MOA Opioid receptors are present in many regions of the nervous system that are involved in pain transmission and control, including primary afferent neurons, spinal cord, midbrain and thalamus. The opioid drugs produce analgesia by actions at several levels of the nervous system, in particular, inhibition of neurotransmitter release from the primary afferent terminals in the spinal cord and activation of descending inhibitory controls in the midbrain.
MOA Neurotransmitter release from neurons is normally preceded by depolarisation of the nerve terminal and Ca++ entry through voltage-sensitive Ca++ channels.
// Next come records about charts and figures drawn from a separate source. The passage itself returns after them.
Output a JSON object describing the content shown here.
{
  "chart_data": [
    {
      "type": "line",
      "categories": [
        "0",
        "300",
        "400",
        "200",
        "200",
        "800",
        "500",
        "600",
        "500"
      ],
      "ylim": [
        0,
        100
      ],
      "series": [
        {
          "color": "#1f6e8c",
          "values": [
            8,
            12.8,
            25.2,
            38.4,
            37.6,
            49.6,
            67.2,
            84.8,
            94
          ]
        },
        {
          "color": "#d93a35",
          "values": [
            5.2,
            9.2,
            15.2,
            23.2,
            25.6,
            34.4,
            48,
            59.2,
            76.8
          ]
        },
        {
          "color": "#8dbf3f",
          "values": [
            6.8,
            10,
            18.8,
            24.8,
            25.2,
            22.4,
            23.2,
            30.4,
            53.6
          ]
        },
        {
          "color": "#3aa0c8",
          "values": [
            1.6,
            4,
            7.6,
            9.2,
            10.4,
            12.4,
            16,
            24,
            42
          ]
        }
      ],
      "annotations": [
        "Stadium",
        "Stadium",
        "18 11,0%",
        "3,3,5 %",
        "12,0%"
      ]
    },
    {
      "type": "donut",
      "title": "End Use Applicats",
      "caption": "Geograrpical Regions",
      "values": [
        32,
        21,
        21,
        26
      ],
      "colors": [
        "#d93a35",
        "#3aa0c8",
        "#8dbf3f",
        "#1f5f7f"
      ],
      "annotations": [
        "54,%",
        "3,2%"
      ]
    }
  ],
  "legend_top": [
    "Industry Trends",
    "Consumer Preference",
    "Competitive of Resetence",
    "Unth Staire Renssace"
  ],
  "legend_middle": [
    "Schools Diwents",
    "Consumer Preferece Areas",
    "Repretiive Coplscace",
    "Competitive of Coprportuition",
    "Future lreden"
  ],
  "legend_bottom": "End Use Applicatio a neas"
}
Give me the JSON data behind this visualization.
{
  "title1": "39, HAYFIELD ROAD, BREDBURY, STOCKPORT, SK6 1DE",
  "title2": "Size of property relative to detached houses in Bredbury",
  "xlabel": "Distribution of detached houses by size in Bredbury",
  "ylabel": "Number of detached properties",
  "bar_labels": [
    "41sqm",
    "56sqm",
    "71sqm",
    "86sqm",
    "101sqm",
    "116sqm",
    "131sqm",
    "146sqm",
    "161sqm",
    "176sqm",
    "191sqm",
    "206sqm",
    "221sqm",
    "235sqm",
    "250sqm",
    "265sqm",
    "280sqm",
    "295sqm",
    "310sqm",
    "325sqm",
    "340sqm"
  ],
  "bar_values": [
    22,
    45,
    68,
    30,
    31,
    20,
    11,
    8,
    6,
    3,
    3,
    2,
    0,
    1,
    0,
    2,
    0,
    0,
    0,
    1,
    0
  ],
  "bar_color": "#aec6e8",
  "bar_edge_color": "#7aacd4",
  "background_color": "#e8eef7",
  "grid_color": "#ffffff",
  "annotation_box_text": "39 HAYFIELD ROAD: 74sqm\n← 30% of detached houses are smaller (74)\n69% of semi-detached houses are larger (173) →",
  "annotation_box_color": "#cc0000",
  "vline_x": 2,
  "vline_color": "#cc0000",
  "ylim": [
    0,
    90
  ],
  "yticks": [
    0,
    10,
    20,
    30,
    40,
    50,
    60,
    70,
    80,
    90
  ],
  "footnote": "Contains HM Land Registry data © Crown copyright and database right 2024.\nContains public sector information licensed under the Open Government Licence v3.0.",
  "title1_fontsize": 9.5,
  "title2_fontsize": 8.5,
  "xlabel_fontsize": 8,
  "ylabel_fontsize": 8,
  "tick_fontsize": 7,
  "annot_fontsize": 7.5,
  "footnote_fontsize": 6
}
Drugs may inhibit neurotransmitter release by a direct effect on Ca++ channels to reduce Ca ++ entry, or indirectly by increasing the outward K + current, thus shortening repolarisation time and the duration of the action potential. Inhibition of Adenyl cyclase aso result in inhibition of neurotransmission
Tolerance & Dependance Tolerance and dependence are induced by chronic exposure to morphine and other opioids more than any other group of drugs. Tolerance means that higher doses of opioids are required to produce an effect. When the degree of tolerance is very marked, the maximum response attainable with the opioid is also reduced.